Department of Pharmacy Practice, Srinivas College of Pharmacy, Valachil, Post Farangipete, Mangalore-574143
Regular medication reconciliation is a valuable tool for improving patient medication safety by reducing potential medication errors. By systematically comparing a patient’s medication orders to all of the medications that the patient has been taking, healthcare providers can ensure accuracy and prevent harmful discrepancies. The Objective of the study was to identify the factors associated with medication discrepancies and understand their impact on patient safety. It was a prospective observational study on medication reconciliation was conducted over 6 months in a tertiary care hospital. Medication discrepancies were identified by reviewing medical records. The study included all patients aged 18 years and above, aiming to capture a broad and representative patient population. The study included 225 patients (mean age 57.82 years; 132 men, 123 women). A total of 633 discrepancies and 784 comorbidities were identified during admission. The majority of patients (47.84%) had two comorbid conditions, followed by those with three comorbidities (22.74%). Most patients (63.52%) were prescribed 1-5 medications based on their past medication history. Factors associated with unintentional discrepancies included age, past medication history, and comorbidities. In conclusion the findings reveal a significant prevalence of medication discrepancies, particularly among elderly patients with multiple comorbidities and those on polypharmacy. Addressing these discrepancies is crucial for improving patient outcomes, as unintentional medication discrepancies can lead to adverse drug events and compromised patient safety. The study underscores the importance of thorough medication reconciliation processes to mitigate risks and enhance the overall quality of healthcare delivery.
The Joint Commission on Accreditation of Healthcare Organizations (JCAHO) defines medication reconciliation as "the process of comparing a patient's medication orders to all the medications the patient has been taking.1. High rates of medication errors brought on by inadvertent medication inconsistencies continue to be a problem in spite of multidisciplinary collaborations for patient care 2. Up to 50–70% of patients may experience medication errors as a result of these inadvertent inconsistencies during care transitions3. Routine medication reconciliation helps reduce medication errors and maintain or improve patient medication safety4. To be effective, medication reconciliation requires cooperation, task reallocation among healthcare professionals, and a robust implementation strategy to optimally reduce adverse health consequences associated with medication use5. Accordingly, efficient medication reconciliation can be completed by pharmacists, physicians or nurses6. More specifically, pharmacists are among key members of the team for medication reconciliation service and this also has an opportunity for reconciliation intervention and recommendation7. Various characteristics are highlighted to predict harmful discrepancies8. Although data on the effectiveness of these various options are limited, some of the programs have success fully reduced the number and severity of discrepancies using an interdisciplinary process9. To contribute to the growing literature on medication discrepancies and the reconciliation process, this study aimed to describe the frequency of discrepancies in admission medications, the medication classes involved, and the factors associated with these discrepancies.10. And elderly inpatients assigned to a discharge planning and education intervention program that included medication reconciliation and counseling, in addition to a follow-up even after discharge.
MATERIALS AND METHODS
Study Design: A prospective, observational study was performed on medication reconciliation in inpatient of various department of the Hospital.

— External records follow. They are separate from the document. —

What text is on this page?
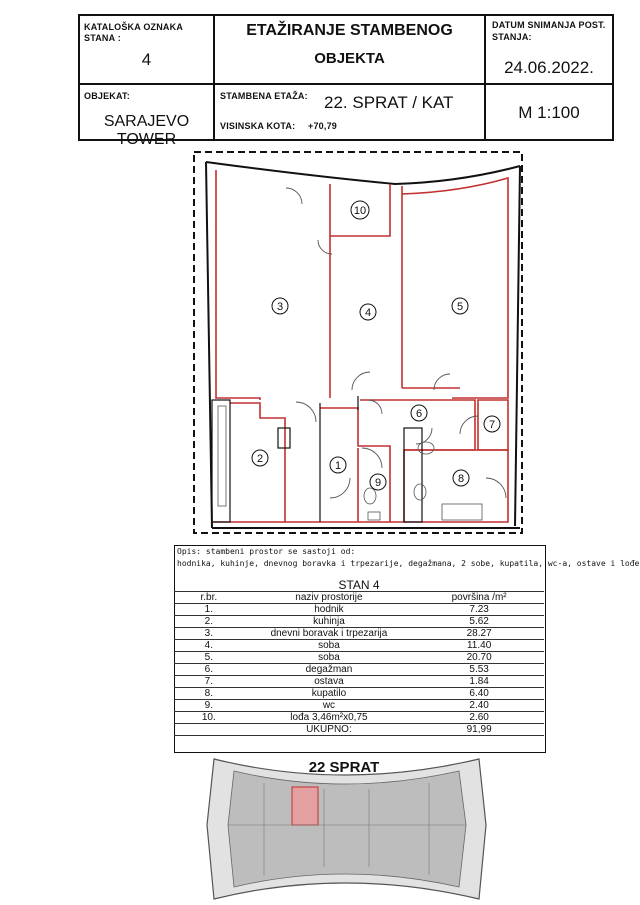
KATALOŠKA OZNAKA
STANA :
4
ETAŽIRANJE STAMBENOG
OBJEKTA
DATUM SNIMANJA POST.
STANJA:
24.06.2022.
OBJEKAT:
SARAJEVO TOWER
STAMBENA ETAŽA: 22. SPRAT / KAT
VISINSKA KOTA: +70,79
M 1:100
1
2
3	4	5
6
7
8
9
10
Opis: stambeni prostor se sastoji od:
hodnika, kuhinje, dnevnog boravka i trpezarije, degažmana, 2 sobe, kupatila, wc-a, ostave i lođe
STAN 4		
r.br.	naziv prostorije	površina /m²
1.	hodnik	7.23
2.	kuhinja	5.62
3.	dnevni boravak i trpezarija	28.27
4.	soba	11.40
5.	soba	20.70
6.	degažman	5.53
7.	ostava	1.84
8.	kupatilo	6.40
9.	wc	2.40
10.	lođa 3,46m²x0,75	2.60
	UKUPNO:	91,99
22 SPRAT
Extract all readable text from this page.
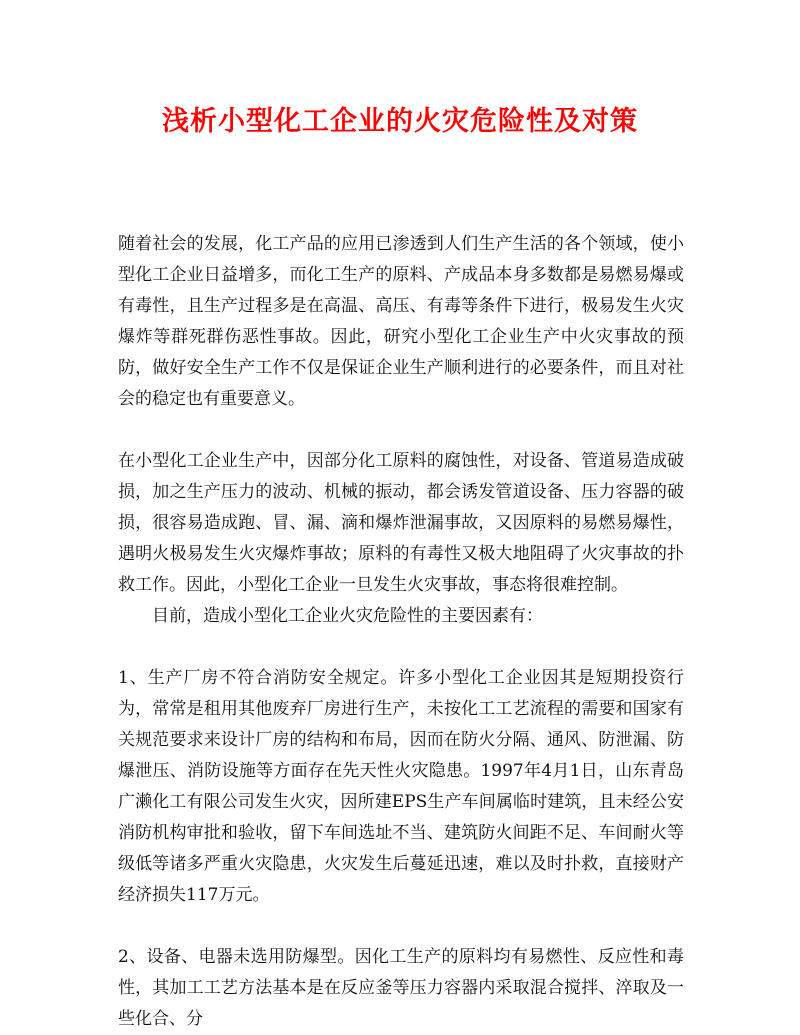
浅析小型化工企业的火灾危险性及对策

随着社会的发展，化工产品的应用已渗透到人们生产生活的各个领域，使小型化工企业日益增多，而化工生产的原料、产成品本身多数都是易燃易爆或有毒性，且生产过程多是在高温、高压、有毒等条件下进行，极易发生火灾爆炸等群死群伤恶性事故。因此，研究小型化工企业生产中火灾事故的预防，做好安全生产工作不仅是保证企业生产顺利进行的必要条件，而且对社会的稳定也有重要意义。

在小型化工企业生产中，因部分化工原料的腐蚀性，对设备、管道易造成破损，加之生产压力的波动、机械的振动，都会诱发管道设备、压力容器的破损，很容易造成跑、冒、漏、滴和爆炸泄漏事故，又因原料的易燃易爆性，遇明火极易发生火灾爆炸事故；原料的有毒性又极大地阻碍了火灾事故的扑救工作。因此，小型化工企业一旦发生火灾事故，事态将很难控制。

目前，造成小型化工企业火灾危险性的主要因素有：

1、生产厂房不符合消防安全规定。许多小型化工企业因其是短期投资行为，常常是租用其他废弃厂房进行生产，未按化工工艺流程的需要和国家有关规范要求来设计厂房的结构和布局，因而在防火分隔、通风、防泄漏、防爆泄压、消防设施等方面存在先天性火灾隐患。1997年4月1日，山东青岛广濑化工有限公司发生火灾，因所建EPS生产车间属临时建筑，且未经公安消防机构审批和验收，留下车间选址不当、建筑防火间距不足、车间耐火等级低等诸多严重火灾隐患，火灾发生后蔓延迅速，难以及时扑救，直接财产经济损失117万元。

2、设备、电器未选用防爆型。因化工生产的原料均有易燃性、反应性和毒性，其加工工艺方法基本是在反应釜等压力容器内采取混合搅拌、淬取及一些化合、分
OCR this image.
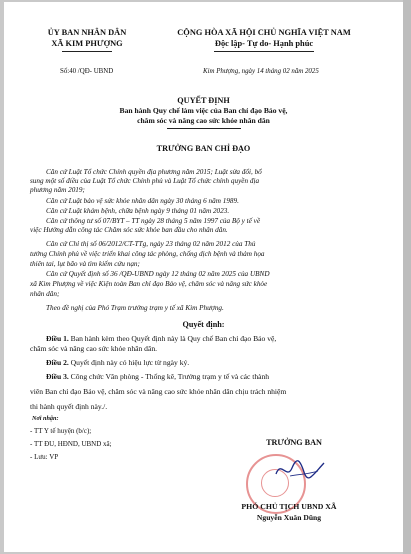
ỦY BAN NHÂN DÂN
XÃ KIM PHƯỢNG
Số:40 /QĐ- UBND
CỘNG HÒA XÃ HỘI CHỦ NGHĨA VIỆT NAM
Độc lập- Tự do- Hạnh phúc
Kim Phượng, ngày 14 tháng 02 năm 2025
QUYẾT ĐỊNH
Ban hành Quy chế làm việc của Ban chỉ đạo Bảo vệ,
chăm sóc và nâng cao sức khỏe nhân dân
TRƯỞNG BAN CHỈ ĐẠO
Căn cứ Luật Tổ chức Chính quyền địa phương năm 2015; Luật sửa đổi, bổ
sung một số điều của Luật Tổ chức Chính phủ và Luật Tổ chức chính quyền địa
phương năm 2019;
Căn cứ Luật bảo vệ sức khỏe nhân dân ngày 30 tháng 6 năm 1989.
Căn cứ Luật khám bệnh, chữa bệnh ngày 9 tháng 01 năm 2023.
Căn cứ thông tư số 07/BYT – TT ngày 28 tháng 5 năm 1997 của Bộ y tế về
việc Hướng dẫn công tác Chăm sóc sức khỏe ban đầu cho nhân dân.
Căn cứ Chỉ thị số 06/2012/CT-TTg, ngày 23 tháng 02 năm 2012 của Thủ
tướng Chính phủ về việc triển khai công tác phòng, chống dịch bệnh và thảm họa
thiên tai, lụt bão và tìm kiếm cứu nạn;
Căn cứ Quyết định số 36 /QĐ-UBND ngày 12 tháng 02 năm 2025 của UBND
xã Kim Phượng về việc Kiện toàn Ban chỉ đạo Bảo vệ, chăm sóc và nâng sức khỏe
nhân dân;
Theo đề nghị của Phó Trạm trưởng trạm y tế xã Kim Phượng.
Quyết định:
Điều 1. Ban hành kèm theo Quyết định này là Quy chế Ban chỉ đạo Bảo vệ,
chăm sóc và nâng cao sức khỏe nhân dân.
Điều 2. Quyết định này có hiệu lực từ ngày ký.
Điều 3. Công chức Văn phòng - Thống kê, Trưởng trạm y tế và các thành
viên Ban chỉ đạo Bảo vệ, chăm sóc và nâng cao sức khỏe nhân dân chịu trách nhiệm
thi hành quyết định này./.
Nơi nhận:
- TT Y tế huyện (b/c);
- TT ĐU, HĐND, UBND xã;
- Lưu: VP
TRƯỞNG BAN
PHÓ CHỦ TỊCH UBND XÃ
Nguyễn Xuân Dũng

The study was completed in the period of 6 months.
Sample Size: 255 [9]
Study Criteria:
Inclusion criteria: Patient admitted in the hospital aged >18 years, of any sex and who is already havingany comorbid condition and was using any drug prior to the admission.

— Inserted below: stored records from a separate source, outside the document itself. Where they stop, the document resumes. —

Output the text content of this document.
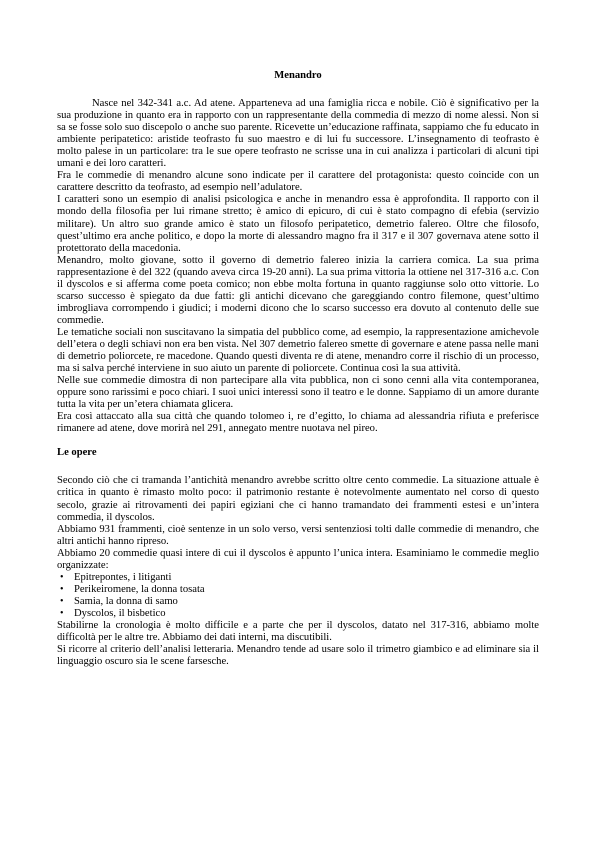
Menandro

Nasce nel 342-341 a.c. Ad atene. Apparteneva ad una famiglia ricca e nobile. Ciò è significativo per la sua produzione in quanto era in rapporto con un rappresentante della commedia di mezzo di nome alessi. Non si sa se fosse solo suo discepolo o anche suo parente. Ricevette un’educazione raffinata, sappiamo che fu educato in ambiente peripatetico: aristide teofrasto fu suo maestro e di lui fu successore. L’insegnamento di teofrasto è molto palese in un particolare: tra le sue opere teofrasto ne scrisse una in cui analizza i particolari di alcuni tipi umani e dei loro caratteri.

Fra le commedie di menandro alcune sono indicate per il carattere del protagonista: questo coincide con un carattere descritto da teofrasto, ad esempio nell’adulatore.

I caratteri sono un esempio di analisi psicologica e anche in menandro essa è approfondita. Il rapporto con il mondo della filosofia per lui rimane stretto; è amico di epicuro, di cui è stato compagno di efebia (servizio militare). Un altro suo grande amico è stato un filosofo peripatetico, demetrio falereo. Oltre che filosofo, quest’ultimo era anche politico, e dopo la morte di alessandro magno fra il 317 e il 307 governava atene sotto il protettorato della macedonia.

Menandro, molto giovane, sotto il governo di demetrio falereo inizia la carriera comica. La sua prima rappresentazione è del 322 (quando aveva circa 19-20 anni). La sua prima vittoria la ottiene nel 317-316 a.c. Con il dyscolos e si afferma come poeta comico; non ebbe molta fortuna in quanto raggiunse solo otto vittorie. Lo scarso successo è spiegato da due fatti: gli antichi dicevano che gareggiando contro filemone, quest’ultimo imbrogliava corrompendo i giudici; i moderni dicono che lo scarso successo era dovuto al contenuto delle sue commedie.

Le tematiche sociali non suscitavano la simpatia del pubblico come, ad esempio, la rappresentazione amichevole dell’etera o degli schiavi non era ben vista. Nel 307 demetrio falereo smette di governare e atene passa nelle mani di demetrio poliorcete, re macedone. Quando questi diventa re di atene, menandro corre il rischio di un processo, ma si salva perché interviene in suo aiuto un parente di poliorcete. Continua così la sua attività.

Nelle sue commedie dimostra di non partecipare alla vita pubblica, non ci sono cenni alla vita contemporanea, oppure sono rarissimi e poco chiari. I suoi unici interessi sono il teatro e le donne. Sappiamo di un amore durante tutta la vita per un’etera chiamata glicera.

Era così attaccato alla sua città che quando tolomeo i, re d’egitto, lo chiama ad alessandria rifiuta e preferisce rimanere ad atene, dove morirà nel 291, annegato mentre nuotava nel pireo.

Le opere

Secondo ciò che ci tramanda l’antichità menandro avrebbe scritto oltre cento commedie. La situazione attuale è critica in quanto è rimasto molto poco: il patrimonio restante è notevolmente aumentato nel corso di questo secolo, grazie ai ritrovamenti dei papiri egiziani che ci hanno tramandato dei frammenti estesi e un’intera commedia, il dyscolos.

Abbiamo 931 frammenti, cioè sentenze in un solo verso, versi sentenziosi tolti dalle commedie di menandro, che altri antichi hanno ripreso.

Abbiamo 20 commedie quasi intere di cui il dyscolos è appunto l’unica intera. Esaminiamo le commedie meglio organizzate:

• Epitrepontes, i litiganti
• Perikeiromene, la donna tosata
• Samia, la donna di samo
• Dyscolos, il bisbetico

Stabilirne la cronologia è molto difficile e a parte che per il dyscolos, datato nel 317-316, abbiamo molte difficoltà per le altre tre. Abbiamo dei dati interni, ma discutibili.

Si ricorre al criterio dell’analisi letteraria. Menandro tende ad usare solo il trimetro giambico e ad eliminare sia il linguaggio oscuro sia le scene farsesche.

Exclusion Criteria: Patients of vulnerable population, unconscious, who are not willing to participate, those who are not able to provide history within 24 hours are excluded from the study.
Source Of Data Collection:
Information Physician, Patient and Medical Records. The BPMH for each patient includes all information regarding pre-admission medication along with the dose and frequency for each drug, vitamins, herbal medication or non-prescription drugs or any drug or food allergies.

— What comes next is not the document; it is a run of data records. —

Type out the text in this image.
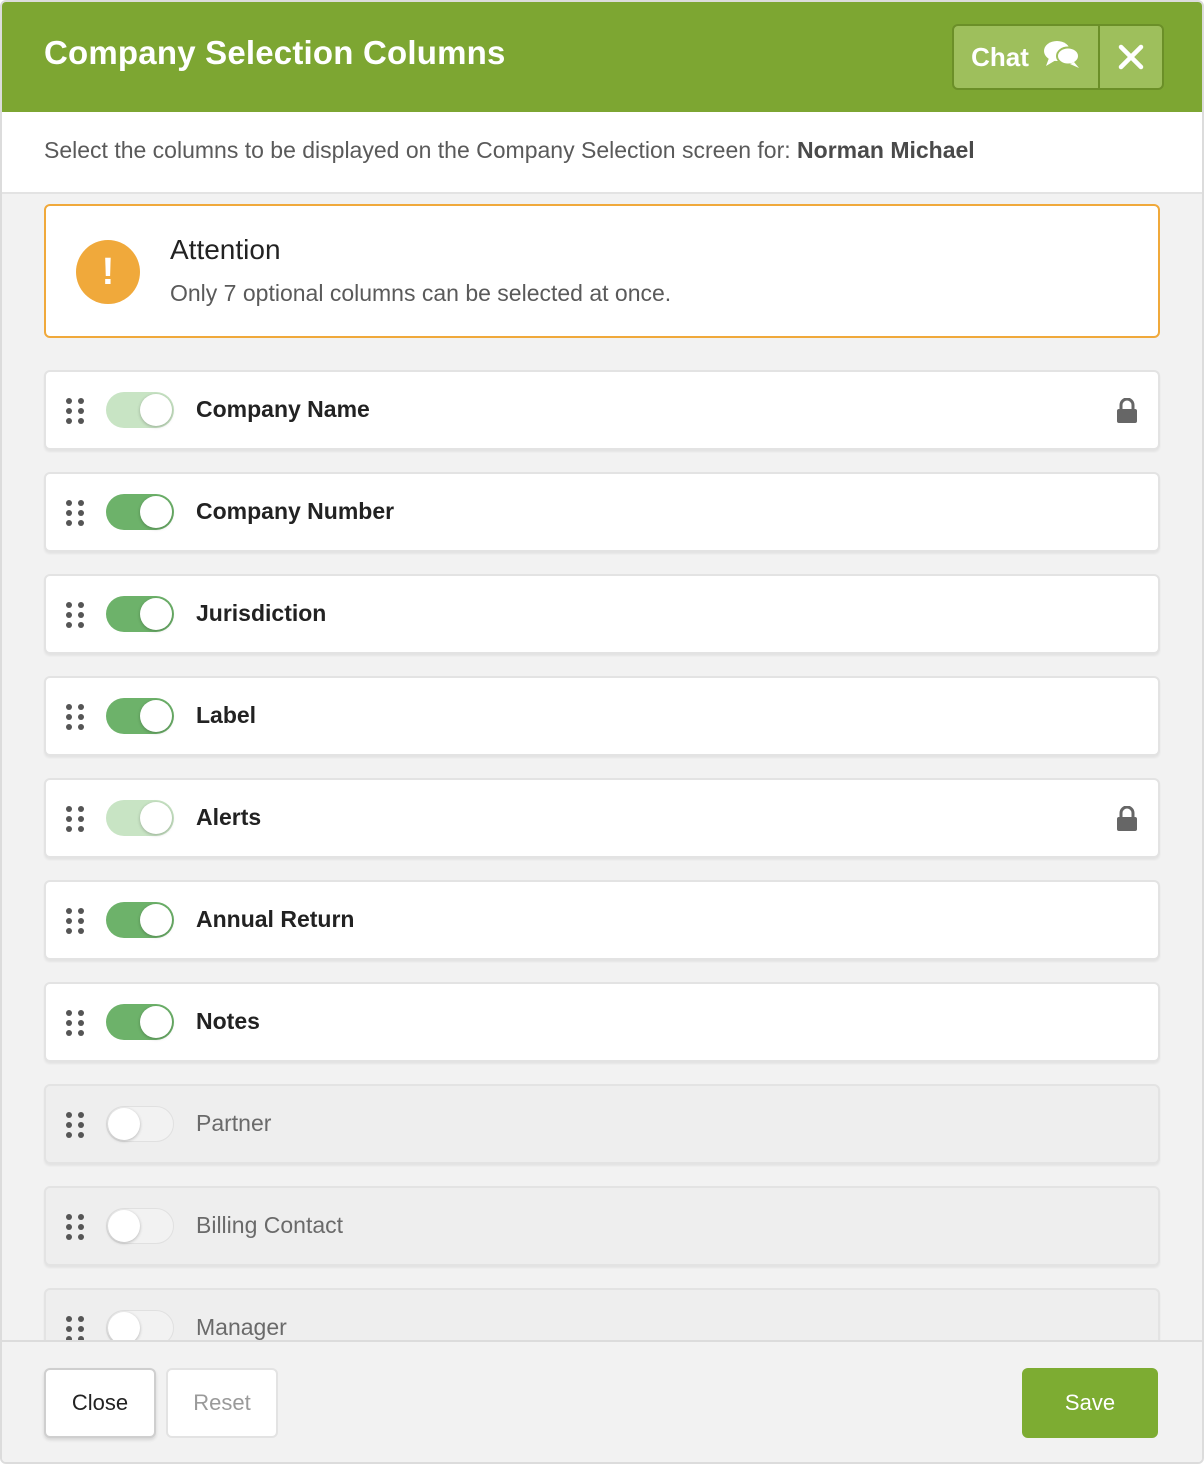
Company Selection Columns	Chat
Select the columns to be displayed on the Company Selection screen for: Norman Michael
!
Attention
Only 7 optional columns can be selected at once.
Company Name
Company Number
Jurisdiction
Label
Alerts
Annual Return
Notes
Partner
Billing Contact
Manager
Close	Reset	Save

Statistical Analysis: Statistical analysis involves collecting and scrutinizing every data sample in a set of items from which samples can be drawn and a suitable statistical test was applied to analyze the, data. The collected data were analyzed using Microsoft Excel.
RESULT:
Patient demographics:
Out of the 600 patients included in the study, 42.5% (255 patients) had discrepancies in their prescriptions. The average age of the patients was 58.6 years, with 51.76?ing male. Notably, 55.29% of the patients were aged above 60, emphasizing the vulnerability of geriatric individuals for developing chronic diseases. This finding has significant implications for healthcare, highlighting the need for tailored care and interventions for older patients. Detailed demographic information of the subjects can be found in Table 1, highlighting the importance of these findings.
Table 1: Demographics of Subjects
Age (yrs.) |
Male (n=132) |
Female (n= 123) |
Total (n=255) |
|||
n |
% |
n |
% |
n |
% |
|
18-39 |
21 |
15.90 |
15 |
12.19 |
36 |
14.11 |
40-59 |
36 |
27.27 |
42 |
34.14 |
78 |
30.58 |
60 &above |
75 |
56.81 |
66 |
53.65 |
141 |
55.29 |
Number of Co-Morbidities
The study explores the relationship between comorbid conditions and medication discrepancies. Evidence suggests that as the number of comorbid conditions increases, the number of prescribed medications also rises, potentially leading to intentional or unintentional medication discrepancies on charts. In this study, 784 comorbidities were identified. The majority of patients (47.84%) had two comorbid conditions, followed by those with three comorbidities (22.74%). A detailed breakdown of the quantity of comorbidities can be found in Table 2. This analysis provides valuable insights into the association between comorbidities and medication discrepancies,
Table 2: Number of Co-Morbidities
Number of co-morbidities |
No. of co-morbidities per subject(n=255) |
Percentage (%) |
1 |
57 |
22.35 |
2 |
122 |
47.84 |
3 |
58 |
22.74 |
>4 |
18 |
7.05 |
Effective medication reconciliation relies on obtaining a patient's past medication history. The presence of polypharmacy is a key factor in the occurrence of medication discrepancies. This study delves into the examination of the quantity of medications used. Among the 255 patients in the study, a total of 1007 drugs were administered. Table 3 illustrates the distribution of participants based on their past medication history. The majority, 162 patients (63.52%), were prescribed 1-5 medications, followed by 6-8 medications for 35.29% of patients, and 1.56% of patients received 9 or more medications. These findings will be valuable for assessing the association of past medication history (Table 11) with medication discrepancies.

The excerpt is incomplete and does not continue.